ピーターラビット冬のおはなし
■ ひとこと概要
「キツネどんのおはなし」を元に作られた本作。銀色の月明かりの中、夢のように美しい雪をまとったモミの木がそびえ立つ穏やかで幻想的な夜。冬でなくとも何度も広げたくなる異世界への扉のような絵本。
■ 感想
「ピーターラビット冬のおはなし」ビアトリクス・ポター
(訳)すぎもとえみ(大日本絵画)P30
「キツネどんのおはなし」を元に作られた本作。ある冬の日、ピーターはお母さんに「たきぎを拾ってきて」と頼まれ森へとお出かけ。あまり遠くには行かず、キツネのトッドには気を付けてと忠告を受けるも、途中で出会ったいとこのベンジャミンと共に今回もちっとも聞く耳は持たず。
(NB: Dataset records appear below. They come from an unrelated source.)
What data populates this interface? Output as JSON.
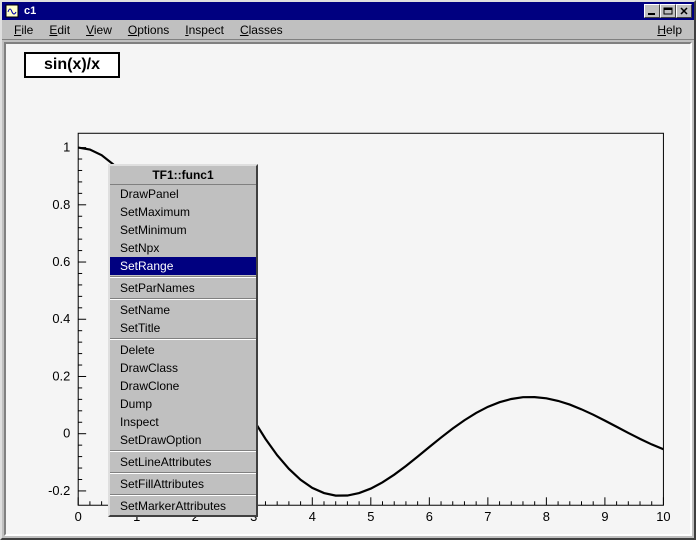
{
  "window": {
    "title": "c1"
  },
  "menubar": {
    "items": [
      "File",
      "Edit",
      "View",
      "Options",
      "Inspect",
      "Classes"
    ],
    "help": "Help"
  },
  "formula": "sin(x)/x",
  "chart_data": {
    "type": "line",
    "title": "sin(x)/x",
    "xlabel": "",
    "ylabel": "",
    "xlim": [
      0,
      10
    ],
    "ylim": [
      -0.25,
      1.05
    ],
    "xticks": [
      0,
      1,
      2,
      3,
      4,
      5,
      6,
      7,
      8,
      9,
      10
    ],
    "yticks": [
      -0.2,
      0,
      0.2,
      0.4,
      0.6,
      0.8,
      1
    ],
    "x": [
      0.0,
      0.2,
      0.4,
      0.6,
      0.8,
      1.0,
      1.2,
      1.4,
      1.6,
      1.8,
      2.0,
      2.2,
      2.4,
      2.6,
      2.8,
      3.0,
      3.2,
      3.4,
      3.6,
      3.8,
      4.0,
      4.2,
      4.4,
      4.6,
      4.8,
      5.0,
      5.2,
      5.4,
      5.6,
      5.8,
      6.0,
      6.2,
      6.4,
      6.6,
      6.8,
      7.0,
      7.2,
      7.4,
      7.6,
      7.8,
      8.0,
      8.2,
      8.4,
      8.6,
      8.8,
      9.0,
      9.2,
      9.4,
      9.6,
      9.8,
      10.0
    ],
    "y": [
      1.0,
      0.9933,
      0.9735,
      0.9411,
      0.8967,
      0.8415,
      0.7767,
      0.7039,
      0.6247,
      0.541,
      0.4546,
      0.3675,
      0.2814,
      0.1983,
      0.1196,
      0.047,
      -0.0182,
      -0.0752,
      -0.1229,
      -0.161,
      -0.1892,
      -0.2075,
      -0.2163,
      -0.216,
      -0.2075,
      -0.1918,
      -0.1699,
      -0.1431,
      -0.1127,
      -0.0801,
      -0.0466,
      -0.0134,
      0.0182,
      0.0472,
      0.0727,
      0.0939,
      0.1102,
      0.1214,
      0.1274,
      0.128,
      0.1237,
      0.1147,
      0.1017,
      0.0854,
      0.0665,
      0.0458,
      0.0242,
      0.0026,
      -0.0182,
      -0.0374,
      -0.0544
    ]
  },
  "context_menu": {
    "title": "TF1::func1",
    "groups": [
      [
        "DrawPanel",
        "SetMaximum",
        "SetMinimum",
        "SetNpx",
        "SetRange"
      ],
      [
        "SetParNames"
      ],
      [
        "SetName",
        "SetTitle"
      ],
      [
        "Delete",
        "DrawClass",
        "DrawClone",
        "Dump",
        "Inspect",
        "SetDrawOption"
      ],
      [
        "SetLineAttributes"
      ],
      [
        "SetFillAttributes"
      ],
      [
        "SetMarkerAttributes"
      ]
    ],
    "selected": "SetRange"
  }
}
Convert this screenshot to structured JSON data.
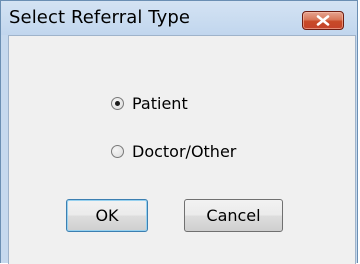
{
  "window": {
    "title": "Select Referral Type"
  },
  "titlebar": {
    "close_icon": "close-icon",
    "close_color": "#c84a28"
  },
  "options": [
    {
      "label": "Patient",
      "selected": true
    },
    {
      "label": "Doctor/Other",
      "selected": false
    }
  ],
  "buttons": {
    "ok_label": "OK",
    "cancel_label": "Cancel"
  }
}
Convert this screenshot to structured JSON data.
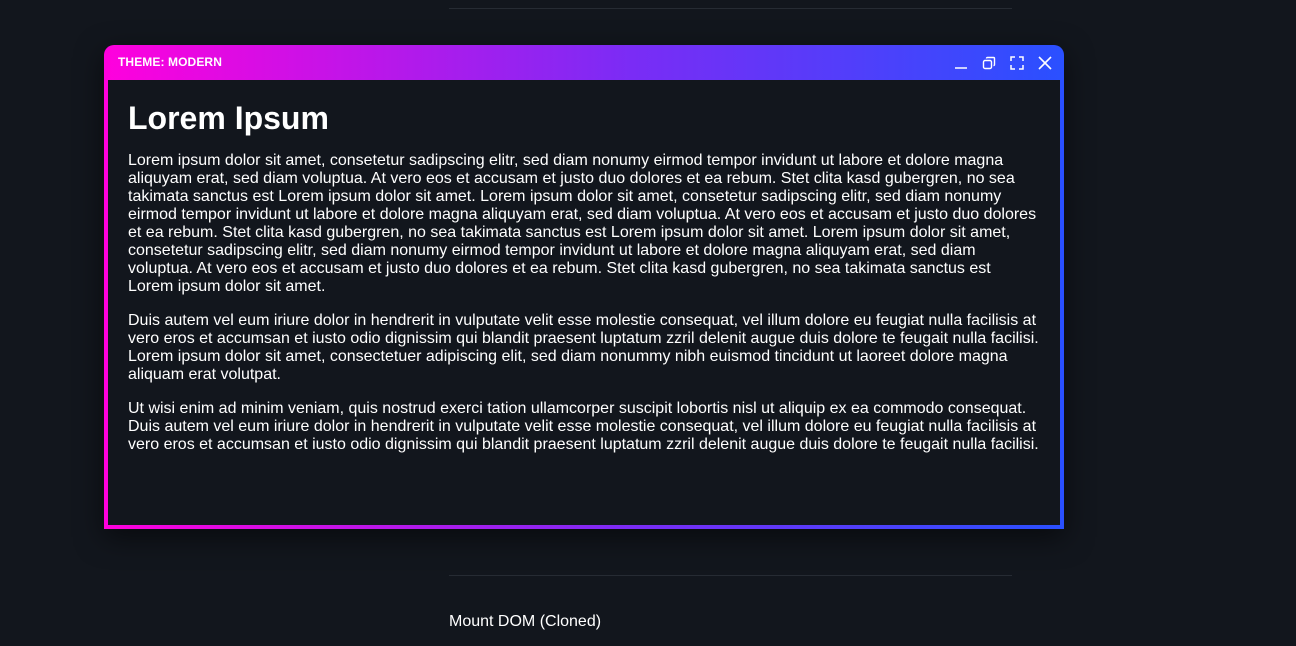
{
  "window": {
    "title": "THEME: MODERN",
    "controls": {
      "minimize_icon": "minimize-icon",
      "restore_icon": "restore-icon",
      "maximize_icon": "fullscreen-icon",
      "close_icon": "close-icon"
    },
    "gradient_colors": [
      "#ff00dd",
      "#7a2cf5",
      "#2a50ff"
    ]
  },
  "content": {
    "heading": "Lorem Ipsum",
    "paragraphs": [
      "Lorem ipsum dolor sit amet, consetetur sadipscing elitr, sed diam nonumy eirmod tempor invidunt ut labore et dolore magna aliquyam erat, sed diam voluptua. At vero eos et accusam et justo duo dolores et ea rebum. Stet clita kasd gubergren, no sea takimata sanctus est Lorem ipsum dolor sit amet. Lorem ipsum dolor sit amet, consetetur sadipscing elitr, sed diam nonumy eirmod tempor invidunt ut labore et dolore magna aliquyam erat, sed diam voluptua. At vero eos et accusam et justo duo dolores et ea rebum. Stet clita kasd gubergren, no sea takimata sanctus est Lorem ipsum dolor sit amet. Lorem ipsum dolor sit amet, consetetur sadipscing elitr, sed diam nonumy eirmod tempor invidunt ut labore et dolore magna aliquyam erat, sed diam voluptua. At vero eos et accusam et justo duo dolores et ea rebum. Stet clita kasd gubergren, no sea takimata sanctus est Lorem ipsum dolor sit amet.",
      "Duis autem vel eum iriure dolor in hendrerit in vulputate velit esse molestie consequat, vel illum dolore eu feugiat nulla facilisis at vero eros et accumsan et iusto odio dignissim qui blandit praesent luptatum zzril delenit augue duis dolore te feugait nulla facilisi. Lorem ipsum dolor sit amet, consectetuer adipiscing elit, sed diam nonummy nibh euismod tincidunt ut laoreet dolore magna aliquam erat volutpat.",
      "Ut wisi enim ad minim veniam, quis nostrud exerci tation ullamcorper suscipit lobortis nisl ut aliquip ex ea commodo consequat. Duis autem vel eum iriure dolor in hendrerit in vulputate velit esse molestie consequat, vel illum dolore eu feugiat nulla facilisis at vero eros et accumsan et iusto odio dignissim qui blandit praesent luptatum zzril delenit augue duis dolore te feugait nulla facilisi."
    ]
  },
  "page": {
    "mount_label": "Mount DOM (Cloned)"
  }
}
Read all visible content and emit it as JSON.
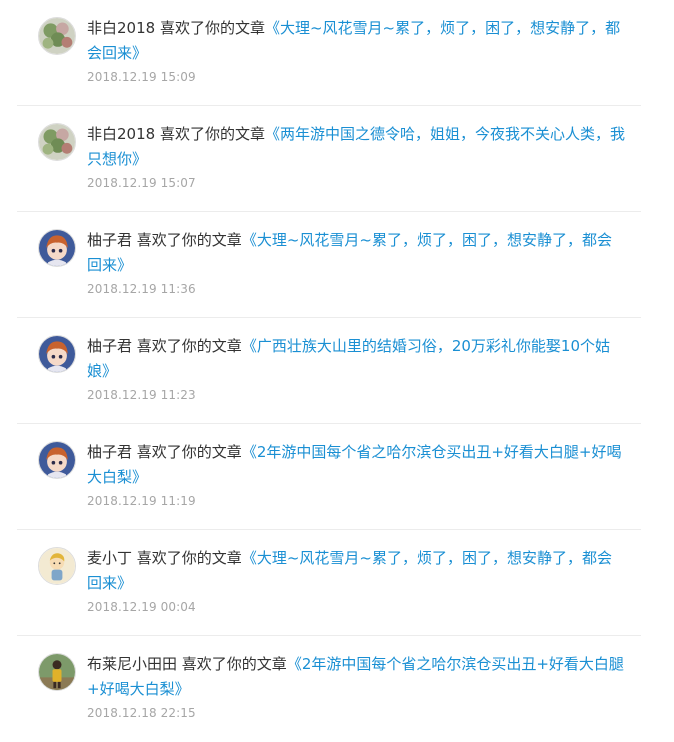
{
  "notifications": [
    {
      "user": "非白2018",
      "action": "喜欢了你的文章",
      "article": "《大理~风花雪月~累了，烦了，困了，想安静了，都会回来》",
      "time": "2018.12.19 15:09",
      "avatar": "plant"
    },
    {
      "user": "非白2018",
      "action": "喜欢了你的文章",
      "article": "《两年游中国之德令哈，姐姐，今夜我不关心人类，我只想你》",
      "time": "2018.12.19 15:07",
      "avatar": "plant"
    },
    {
      "user": "柚子君",
      "action": "喜欢了你的文章",
      "article": "《大理~风花雪月~累了，烦了，困了，想安静了，都会回来》",
      "time": "2018.12.19 11:36",
      "avatar": "anime"
    },
    {
      "user": "柚子君",
      "action": "喜欢了你的文章",
      "article": "《广西壮族大山里的结婚习俗，20万彩礼你能娶10个姑娘》",
      "time": "2018.12.19 11:23",
      "avatar": "anime"
    },
    {
      "user": "柚子君",
      "action": "喜欢了你的文章",
      "article": "《2年游中国每个省之哈尔滨仓买出丑+好看大白腿+好喝大白梨》",
      "time": "2018.12.19 11:19",
      "avatar": "anime"
    },
    {
      "user": "麦小丁",
      "action": "喜欢了你的文章",
      "article": "《大理~风花雪月~累了，烦了，困了，想安静了，都会回来》",
      "time": "2018.12.19 00:04",
      "avatar": "cartoon"
    },
    {
      "user": "布莱尼小田田",
      "action": "喜欢了你的文章",
      "article": "《2年游中国每个省之哈尔滨仓买出丑+好看大白腿+好喝大白梨》",
      "time": "2018.12.18 22:15",
      "avatar": "photo"
    }
  ]
}
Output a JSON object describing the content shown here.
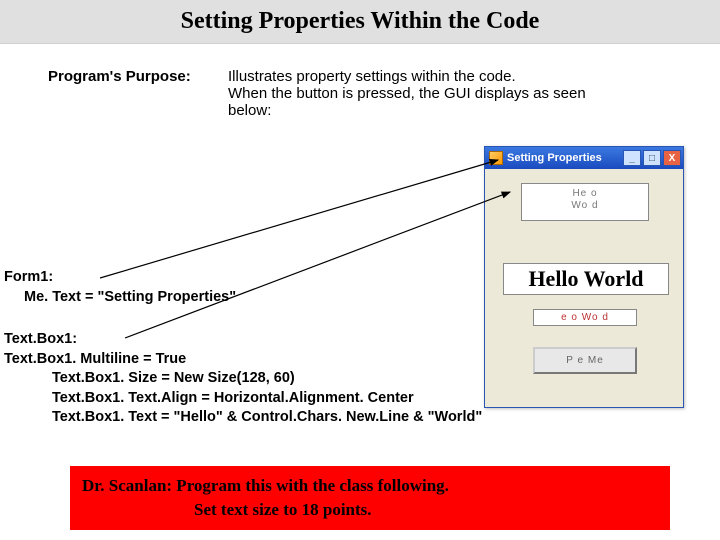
{
  "title": "Setting Properties Within the Code",
  "purpose": {
    "label": "Program's Purpose:",
    "text_l1": "Illustrates property settings within the code.",
    "text_l2": "When the button is pressed, the GUI displays as seen",
    "text_l3": "below:"
  },
  "form_block": {
    "head": "Form1:",
    "line1": "Me. Text = \"Setting Properties\""
  },
  "tb_block": {
    "head": "Text.Box1:",
    "l1": "Text.Box1. Multiline = True",
    "l2": "Text.Box1. Size = New Size(128, 60)",
    "l3": "Text.Box1. Text.Align = Horizontal.Alignment. Center",
    "l4": "Text.Box1. Text = \"Hello\" & Control.Chars. New.Line & \"World\""
  },
  "red": {
    "l1": "Dr. Scanlan: Program  this with the class following.",
    "l2": "Set text size  to 18 points."
  },
  "mock": {
    "title": "Setting Properties",
    "multi_l1": "He  o",
    "multi_l2": "Wo  d",
    "hello": "Hello World",
    "small": "  e  o Wo  d",
    "button": "P  e     Me",
    "min": "_",
    "max": "□",
    "close": "X"
  }
}
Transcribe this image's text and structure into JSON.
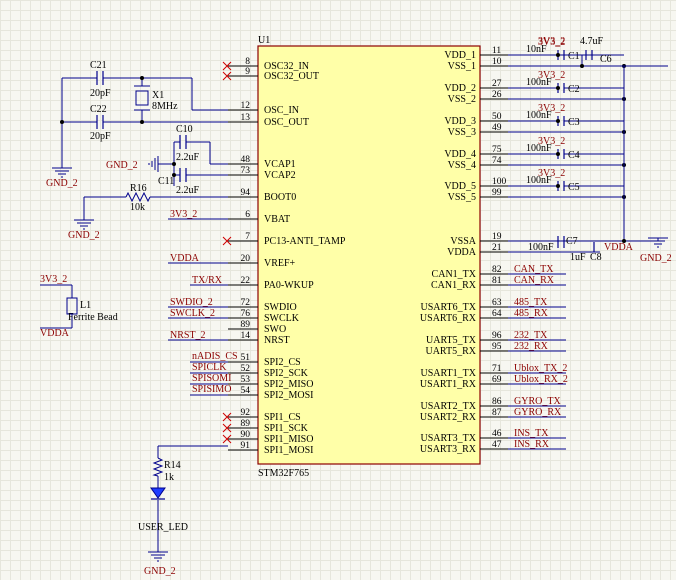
{
  "chip": {
    "designator": "U1",
    "part": "STM32F765",
    "left_pins": [
      {
        "num": "8",
        "name": "OSC32_IN",
        "nc": true
      },
      {
        "num": "9",
        "name": "OSC32_OUT",
        "nc": true
      },
      {
        "num": "12",
        "name": "OSC_IN"
      },
      {
        "num": "13",
        "name": "OSC_OUT"
      },
      {
        "num": "48",
        "name": "VCAP1"
      },
      {
        "num": "73",
        "name": "VCAP2"
      },
      {
        "num": "94",
        "name": "BOOT0"
      },
      {
        "num": "6",
        "name": "VBAT"
      },
      {
        "num": "7",
        "name": "PC13-ANTI_TAMP",
        "nc": true
      },
      {
        "num": "20",
        "name": "VREF+"
      },
      {
        "num": "22",
        "name": "PA0-WKUP"
      },
      {
        "num": "72",
        "name": "SWDIO"
      },
      {
        "num": "76",
        "name": "SWCLK"
      },
      {
        "num": "89",
        "name": "SWO"
      },
      {
        "num": "14",
        "name": "NRST"
      },
      {
        "num": "51",
        "name": "SPI2_CS"
      },
      {
        "num": "52",
        "name": "SPI2_SCK"
      },
      {
        "num": "53",
        "name": "SPI2_MISO"
      },
      {
        "num": "54",
        "name": "SPI2_MOSI"
      },
      {
        "num": "92",
        "name": "SPI1_CS",
        "nc": true
      },
      {
        "num": "89",
        "name": "SPI1_SCK",
        "nc": true
      },
      {
        "num": "90",
        "name": "SPI1_MISO",
        "nc": true
      },
      {
        "num": "91",
        "name": "SPI1_MOSI"
      }
    ],
    "right_pins": [
      {
        "num": "11",
        "name": "VDD_1"
      },
      {
        "num": "10",
        "name": "VSS_1"
      },
      {
        "num": "27",
        "name": "VDD_2"
      },
      {
        "num": "26",
        "name": "VSS_2"
      },
      {
        "num": "50",
        "name": "VDD_3"
      },
      {
        "num": "49",
        "name": "VSS_3"
      },
      {
        "num": "75",
        "name": "VDD_4"
      },
      {
        "num": "74",
        "name": "VSS_4"
      },
      {
        "num": "100",
        "name": "VDD_5"
      },
      {
        "num": "99",
        "name": "VSS_5"
      },
      {
        "num": "19",
        "name": "VSSA"
      },
      {
        "num": "21",
        "name": "VDDA"
      },
      {
        "num": "82",
        "name": "CAN1_TX"
      },
      {
        "num": "81",
        "name": "CAN1_RX"
      },
      {
        "num": "63",
        "name": "USART6_TX"
      },
      {
        "num": "64",
        "name": "USART6_RX"
      },
      {
        "num": "96",
        "name": "UART5_TX"
      },
      {
        "num": "95",
        "name": "UART5_RX"
      },
      {
        "num": "71",
        "name": "USART1_TX"
      },
      {
        "num": "69",
        "name": "USART1_RX"
      },
      {
        "num": "86",
        "name": "USART2_TX"
      },
      {
        "num": "87",
        "name": "USART2_RX"
      },
      {
        "num": "46",
        "name": "USART3_TX"
      },
      {
        "num": "47",
        "name": "USART3_RX"
      }
    ]
  },
  "left_nets": {
    "vbat": "3V3_2",
    "vref": "VDDA",
    "wkup": "TX/RX",
    "swdio": "SWDIO_2",
    "swclk": "SWCLK_2",
    "nrst": "NRST_2",
    "spi2_cs": "nADIS_CS",
    "spi2_sck": "SPICLK",
    "spi2_miso": "SPISOMI",
    "spi2_mosi": "SPISIMO"
  },
  "right_nets": [
    {
      "label": "CAN_TX"
    },
    {
      "label": "CAN_RX"
    },
    {
      "label": "485_TX"
    },
    {
      "label": "485_RX"
    },
    {
      "label": "232_TX"
    },
    {
      "label": "232_RX"
    },
    {
      "label": "Ublox_TX_2"
    },
    {
      "label": "Ublox_RX_2"
    },
    {
      "label": "GYRO_TX"
    },
    {
      "label": "GYRO_RX"
    },
    {
      "label": "INS_TX"
    },
    {
      "label": "INS_RX"
    }
  ],
  "oscillator": {
    "c21": {
      "ref": "C21",
      "value": "20pF"
    },
    "c22": {
      "ref": "C22",
      "value": "20pF"
    },
    "x1": {
      "ref": "X1",
      "value": "8MHz"
    },
    "gnd": "GND_2"
  },
  "vcap": {
    "c10": {
      "ref": "C10",
      "value": "2.2uF"
    },
    "c11": {
      "ref": "C11",
      "value": "2.2uF"
    },
    "gnd": "GND_2"
  },
  "boot": {
    "r16": {
      "ref": "R16",
      "value": "10k"
    },
    "gnd": "GND_2"
  },
  "ferrite": {
    "ref": "L1",
    "value": "Ferrite Bead",
    "in": "3V3_2",
    "out": "VDDA"
  },
  "led": {
    "r14": {
      "ref": "R14",
      "value": "1k"
    },
    "label": "USER_LED",
    "gnd": "GND_2"
  },
  "decoupling": {
    "caps": [
      {
        "ref": "C1",
        "value": "10nF",
        "net": "3V3_2"
      },
      {
        "ref": "C2",
        "value": "100nF",
        "net": "3V3_2"
      },
      {
        "ref": "C3",
        "value": "100nF",
        "net": "3V3_2"
      },
      {
        "ref": "C4",
        "value": "100nF",
        "net": "3V3_2"
      },
      {
        "ref": "C5",
        "value": "100nF",
        "net": "3V3_2"
      }
    ],
    "c6": {
      "ref": "C6",
      "value": "4.7uF",
      "net": "3V3_2"
    },
    "c7": {
      "ref": "C7",
      "value": "100nF"
    },
    "c8": {
      "ref": "C8",
      "value": "1uF",
      "net": "VDDA"
    },
    "gnd": "GND_2"
  }
}
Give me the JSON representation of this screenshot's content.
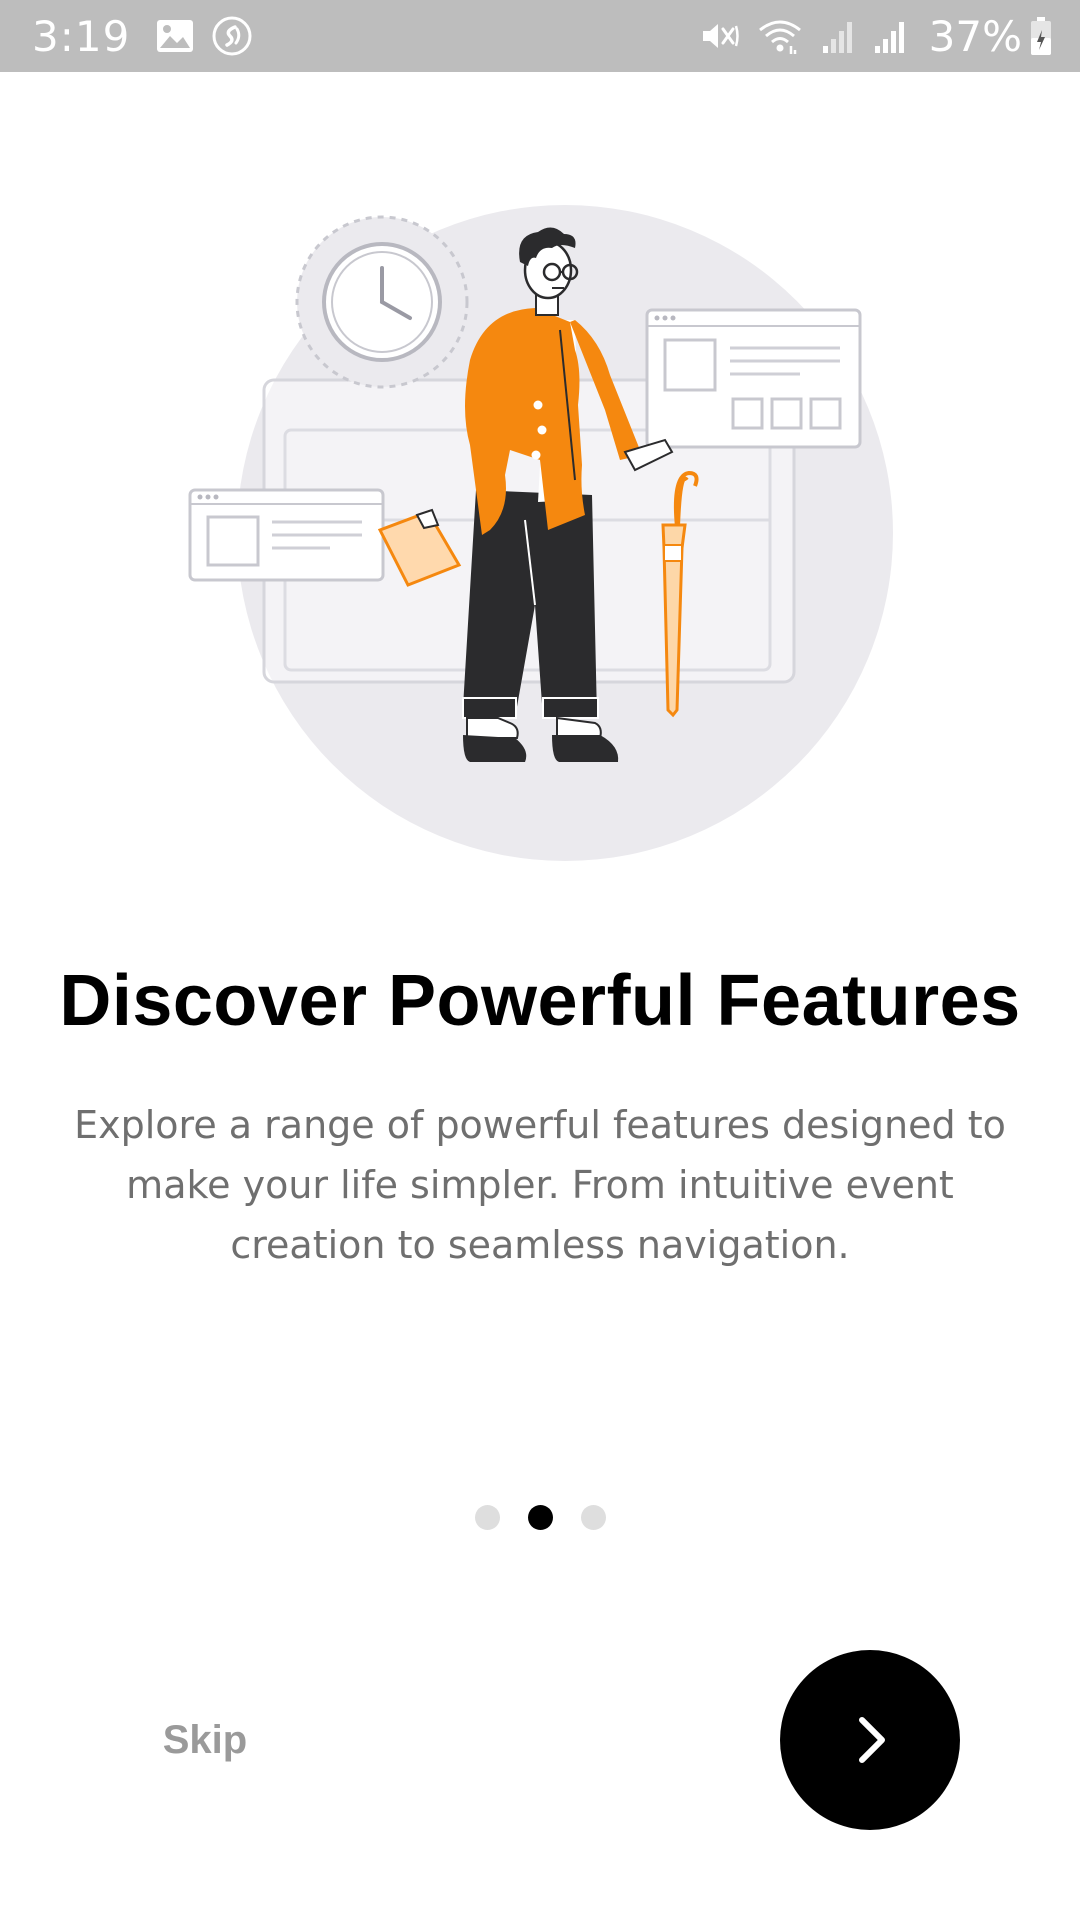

たきぎそっちのけで雪合戦を始め、氷を滑り、ソリに乗って森の奥へ。そこにはポター曰く「あまり感心できない」アナグマのトミーと、キツネのトッドが待ち構え…。
相変わらずイタズラが大好きで大胆なピーターたちの日常は子供の頃の好奇心に満ちた小さな冒険と重なり、ハラハラしながらもあの頃の高揚感を思い出させてくれる。各ページの下には小さな封筒があり、その中には銀色のかわいい雪の結晶が。
その結晶たちを最後のページの大きなモミの木に飾れるようになっていて、銀色の月明かりの中、夢のように美しい雪をまとったモミの木がそびえ立つ穏やかで幻想的な冬の夜が完成する。冬でなくとも何度も広げたくなる、大好きな夜が閉じ込められた1冊。
■ 寄り道読書
「雪の結晶 とびだすポップアップ絵本~アニバーサリーエディション~」
ジェニファー・プレストン・シュシュコフ(イラスト)エフゲニア・イエリヤツカヤ
(訳)柴田 里芽(グラフィック社)P14
美しい雪景色の中くるくると舞う美しい結晶が再現される感動と驚きに満ちたポップアップ仕掛け絵本。
冬はロマンチックな側面もあるけれど寒さが苦手でどうしても閉塞的に感じて憂鬱になりがちで、冬ほど心ときめく本は必要不可欠。少し重い冬の日々を照らしてくれる、私にとって寒いシーズン必携本です。